Dossier Rencontres anuelles

Conclusion de la session 2001

Par Michel Camdessus

Conclusion de la session 2001 des Semaines Sociales de France, »Biologie, médecine et société. Que ferons-nous de l’homme ? »

Comment conclure, comment reprendre en quelques mots l’essentiel de ce qui s’est passé ?

Par votre nombre, la gravité de votre écoute, l’animation des débats, l’intensité de votre participation tout au long de ces journées, vous avez manifesté non seulement l’importance de ces questions, mais aussi la conviction que, par-delà les espérances, les inquiétudes, nous sommes surtout en présence de questions qui appellent réflexion et débat, et cela pour un grand nombre de nos compatriotes, bien au-delà de la famille bien vivante des « chrétiens sociaux ».

Ces trois jours nous ont fait mieux sentir ce qui était en jeu. Dans toutes ces avancées scientifiques et les changements qu’elles induisent, comme Jean-Claude Guillebaud le montre si bien, le  » principe même d’humanité  » est en cause. Ces journées ont été une invitation au discernement, discernement difficile tellement espoirs, promesses et craintes s’entremêlent, tellement surtout la vitesse même des changements nous déborde.

Mais cette rencontre nous a amenés plus loin.

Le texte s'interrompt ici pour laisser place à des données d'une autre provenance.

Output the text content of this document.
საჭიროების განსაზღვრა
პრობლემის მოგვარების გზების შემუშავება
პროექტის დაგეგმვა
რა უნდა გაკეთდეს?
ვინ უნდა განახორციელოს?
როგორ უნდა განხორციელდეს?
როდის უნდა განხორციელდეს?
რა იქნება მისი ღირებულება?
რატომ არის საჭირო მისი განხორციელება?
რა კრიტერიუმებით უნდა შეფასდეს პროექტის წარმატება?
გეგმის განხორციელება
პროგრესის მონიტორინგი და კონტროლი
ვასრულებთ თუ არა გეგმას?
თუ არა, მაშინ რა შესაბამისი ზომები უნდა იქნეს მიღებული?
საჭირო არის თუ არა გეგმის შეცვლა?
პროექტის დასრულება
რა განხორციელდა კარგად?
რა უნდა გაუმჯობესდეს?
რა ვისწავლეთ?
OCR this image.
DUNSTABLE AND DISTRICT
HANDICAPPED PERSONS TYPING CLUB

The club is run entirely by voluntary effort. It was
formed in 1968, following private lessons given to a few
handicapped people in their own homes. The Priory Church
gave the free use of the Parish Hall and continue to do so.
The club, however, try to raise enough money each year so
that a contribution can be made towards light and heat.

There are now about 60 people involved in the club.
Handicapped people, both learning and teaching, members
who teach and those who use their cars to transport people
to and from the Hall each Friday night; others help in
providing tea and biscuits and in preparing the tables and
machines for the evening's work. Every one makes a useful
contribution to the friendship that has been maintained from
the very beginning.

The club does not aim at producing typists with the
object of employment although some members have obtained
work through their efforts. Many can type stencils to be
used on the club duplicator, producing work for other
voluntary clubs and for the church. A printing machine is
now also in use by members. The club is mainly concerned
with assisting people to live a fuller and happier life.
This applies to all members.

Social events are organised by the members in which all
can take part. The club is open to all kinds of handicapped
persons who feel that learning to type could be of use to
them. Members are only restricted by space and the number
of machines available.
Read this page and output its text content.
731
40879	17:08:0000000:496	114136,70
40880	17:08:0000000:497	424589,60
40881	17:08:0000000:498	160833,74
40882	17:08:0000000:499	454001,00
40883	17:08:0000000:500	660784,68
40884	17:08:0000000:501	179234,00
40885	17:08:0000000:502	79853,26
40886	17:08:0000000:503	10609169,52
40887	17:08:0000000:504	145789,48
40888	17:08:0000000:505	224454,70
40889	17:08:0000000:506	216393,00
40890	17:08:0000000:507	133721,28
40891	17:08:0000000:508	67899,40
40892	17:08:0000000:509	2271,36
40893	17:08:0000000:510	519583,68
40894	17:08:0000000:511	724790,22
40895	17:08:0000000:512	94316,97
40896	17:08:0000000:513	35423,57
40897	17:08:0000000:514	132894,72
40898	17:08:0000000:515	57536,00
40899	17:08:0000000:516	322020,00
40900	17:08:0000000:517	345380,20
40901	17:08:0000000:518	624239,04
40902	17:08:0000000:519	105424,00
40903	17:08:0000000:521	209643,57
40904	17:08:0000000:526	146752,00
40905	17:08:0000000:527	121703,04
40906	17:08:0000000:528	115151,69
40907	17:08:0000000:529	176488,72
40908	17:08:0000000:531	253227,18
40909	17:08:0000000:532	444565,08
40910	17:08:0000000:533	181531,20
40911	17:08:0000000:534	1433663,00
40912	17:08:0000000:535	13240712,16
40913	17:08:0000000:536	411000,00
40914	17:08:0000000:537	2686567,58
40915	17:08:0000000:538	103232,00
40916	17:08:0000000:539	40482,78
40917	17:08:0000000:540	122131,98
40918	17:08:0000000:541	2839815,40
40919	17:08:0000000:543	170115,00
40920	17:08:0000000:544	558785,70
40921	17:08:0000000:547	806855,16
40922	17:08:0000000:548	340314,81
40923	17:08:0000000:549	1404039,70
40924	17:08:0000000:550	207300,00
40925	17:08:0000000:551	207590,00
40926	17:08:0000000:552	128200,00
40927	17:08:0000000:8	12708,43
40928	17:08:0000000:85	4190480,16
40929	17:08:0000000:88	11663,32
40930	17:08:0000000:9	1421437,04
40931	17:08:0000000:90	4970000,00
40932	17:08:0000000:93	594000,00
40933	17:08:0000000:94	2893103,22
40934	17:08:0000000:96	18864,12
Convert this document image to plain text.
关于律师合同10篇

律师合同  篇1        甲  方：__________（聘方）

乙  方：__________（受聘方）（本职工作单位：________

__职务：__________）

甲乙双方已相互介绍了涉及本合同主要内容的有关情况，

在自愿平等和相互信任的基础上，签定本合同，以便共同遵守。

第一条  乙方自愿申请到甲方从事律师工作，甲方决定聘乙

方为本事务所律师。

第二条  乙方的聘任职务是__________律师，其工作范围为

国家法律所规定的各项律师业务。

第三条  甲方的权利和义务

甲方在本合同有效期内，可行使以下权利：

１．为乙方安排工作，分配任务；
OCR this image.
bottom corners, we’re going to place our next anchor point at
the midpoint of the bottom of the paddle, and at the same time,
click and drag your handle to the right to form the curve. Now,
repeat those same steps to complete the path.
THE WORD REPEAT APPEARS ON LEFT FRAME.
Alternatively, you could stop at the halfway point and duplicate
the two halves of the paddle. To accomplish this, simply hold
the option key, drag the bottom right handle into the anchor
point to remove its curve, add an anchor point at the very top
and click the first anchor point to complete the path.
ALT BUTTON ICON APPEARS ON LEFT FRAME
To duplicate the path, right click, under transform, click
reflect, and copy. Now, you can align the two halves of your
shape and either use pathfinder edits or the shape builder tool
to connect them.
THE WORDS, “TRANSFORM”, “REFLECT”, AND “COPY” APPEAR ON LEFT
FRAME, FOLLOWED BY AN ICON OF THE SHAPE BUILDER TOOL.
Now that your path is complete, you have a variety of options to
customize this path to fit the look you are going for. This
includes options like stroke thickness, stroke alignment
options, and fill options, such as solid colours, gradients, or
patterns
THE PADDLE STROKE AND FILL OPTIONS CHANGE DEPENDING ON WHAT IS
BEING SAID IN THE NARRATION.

C’est à un véritable retournement de perspectives que nous sommes invités. Nous venions ici pour nous demander comment notre société -assez contente d’elle-même et de son humanisme- pourrait faire un peu plus de place à l’handicapé ou au malade et soit plus prudente dans ses choix chaque fois que la vie est en cause. Ce que nous avons mieux réalisé, et ici nous devons être très reconnaissants à Xavier Le Pichon, au Frère Bruno Cadoré et à Françoise Le Corre de nous y avoir aidés, c’est que c’est d’un retournement de perspectives qu’il s’agit si nous voulons que cette société soit véritablement -je reprends le mot de Bruno Cadoré-  » hospitalière  » pour tous et d’abord pour les plus faibles. Pour le dire plus familièrement, nous avons bien compris que notre société  » va dans le mur  » si elle détourne son regard du plus faible, si elle ne le place pas au cœur de la cité, et au cœur, cela veut dire aussi  » de tout cœur  » au cœur de la cité ; et nous devons toujours rappeler que cette dignité-là n’est pas affaire de seuils et que c’est notre affaire à tous.

Le soin est l’un des lieux privilégiés de la prise en charge de la fragilité, et donc un des lieux où la société définit son degré d’humanité. Je ne reviens pas sur tout ce qui a été dit de la relation malade-médecin, si ce n’est pour souligner l’importance de tous les aspects de la relation et du dialogue.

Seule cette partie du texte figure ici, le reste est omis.